More divisive yet were her pronouncements on #MeToo. Shortly after the New York Times investigation into Harvey Weinstein was published, she told TV host Megyn Kelly that Weinstein’s victims should have known not to enter the producer’s hotel room. “You know what you’re getting into if you’re going into a hotel room alone… Just common sense: don’t go into a hotel room alone,” she said.

Then there’s her unwavering support of WikiLeaks founder Julian Assange. Introduced by mutual friend Vivienne Westwood, their relationship has become a source of controversy given that Assange has been accused of sexual assault, which he denies; the investigation was eventually dropped by Swedish authorities in 2019. It’s also prompted endless fascination. Anderson visited him at the Ecuadorian embassy in London, bringing along a Pret a Manger vegan sandwich (an online conspiracy theory later suggested that Anderson had fatally poisoned Assange with said sandwich), then at Belmarsh Prison, where he has been held since 2019, battling an extradition request.

Anderson delivers lunch to Julian Assange at the Embassy of Ecuador in London in 2016
Anderson delivers lunch to Julian Assange at the Embassy of Ecuador in London in 2016 (Getty)

Were they… together? In an interview with People in 2017, Anderson cleared absolutely nothing up. “Julian is trying to free the world by educating it,” she said. “I understand that our ‘affair’ and the curiosity surrounding that might bring some attention to his situation. That’s fine, but I’d rather not go into private details. Let’s just say everyone deserves love.” The following year, they starred in a bizarre shoot for The Hollywood Reporter; shot by Anderson’s close pal David LaChapelle, the pair appeared bathed in an almost saintly glow, their white-blonde hair tousled by wind machines.

Anderson’s dedication to her causes has taken her to some questionable places. After she wrote to Vladimir Putin in 2009, asking him to stop importing seal products, the president asked her to meet him in Russia, then banned the practice soon after. She pressed him to take action on the whale meat trade six years later, and received another summons to the Kremlin; there, she discussed marine conservation in a televised meeting with Putin’s then right-hand man, Sergei Ivanov. Putin even invited her to his 2012 inauguration ceremony, suggesting she could present him with a bouquet of flowers. (Anderson, otherwise engaged at the time, politely declined).
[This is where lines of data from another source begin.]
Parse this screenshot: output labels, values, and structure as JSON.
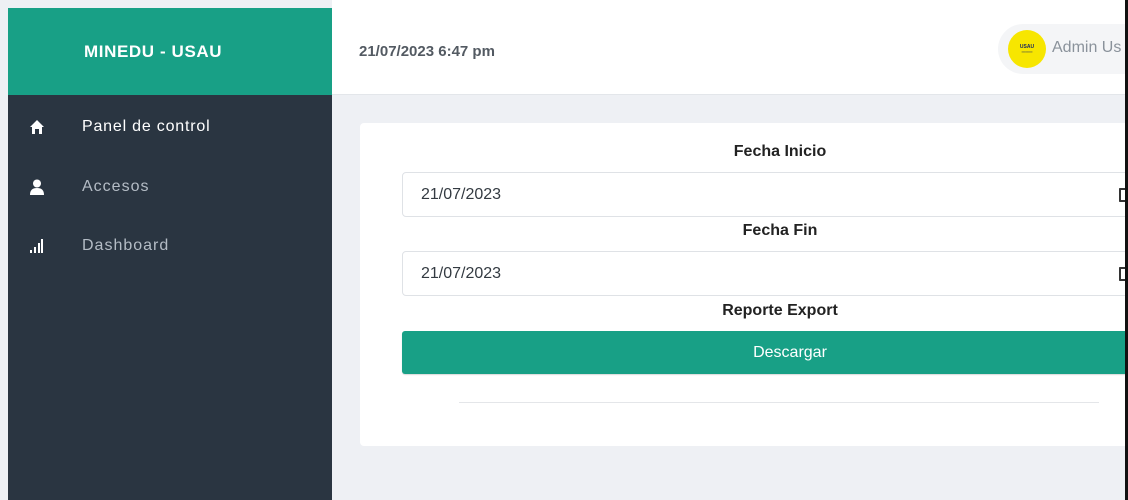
{
  "sidebar": {
    "brand": "MINEDU - USAU",
    "items": [
      {
        "label": "Panel de control",
        "icon": "home-icon",
        "active": true
      },
      {
        "label": "Accesos",
        "icon": "user-icon",
        "active": false
      },
      {
        "label": "Dashboard",
        "icon": "signal-bars-icon",
        "active": false
      }
    ]
  },
  "topbar": {
    "datetime": "21/07/2023 6:47 pm",
    "avatar_text": "USAU",
    "user_name": "Admin Us"
  },
  "form": {
    "start_label": "Fecha Inicio",
    "start_value": "21/07/2023",
    "end_label": "Fecha Fin",
    "end_value": "21/07/2023",
    "export_label": "Reporte Export",
    "download_label": "Descargar"
  },
  "colors": {
    "accent": "#18a086",
    "sidebar": "#2a3541",
    "avatar": "#f7e600"
  }
}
When that first Peta billboard went up in Times Square more than a quarter of a century ago, celebrity campaigners were a relatively rare breed; now, it’s practically obligatory to be a star-slash-activist. In this changed landscape, Anderson is continuing to put her money where her mouth is, albeit now sometimes from behind the scenes. “I feel a lot of times with activism, especially with celebrities, it becomes more about the celebrity than the actual cause,” she told AnOther in 2020. “I want to do things that actually make a difference, like give money to people on the front lines – less, ‘Look at me, look at me, this is what I believe.’ It’s actually been really successful in helping people. More so now than ever. Not so much me being the poster child for things.”

A sex symbol who’s resolutely anti-porn (but will always fly the flag for Playboy), an animal rights activist who has made alliances with a leader with murky human rights records, a self-described feminist who has said that the movement can go “too far”: it’s hard to condense Anderson’s political views into a coherent, comprehensive manifesto, rife as they often are with incongruities. She’s a walking contradiction, but a fascinating one all the same. Underestimate her at your own peril.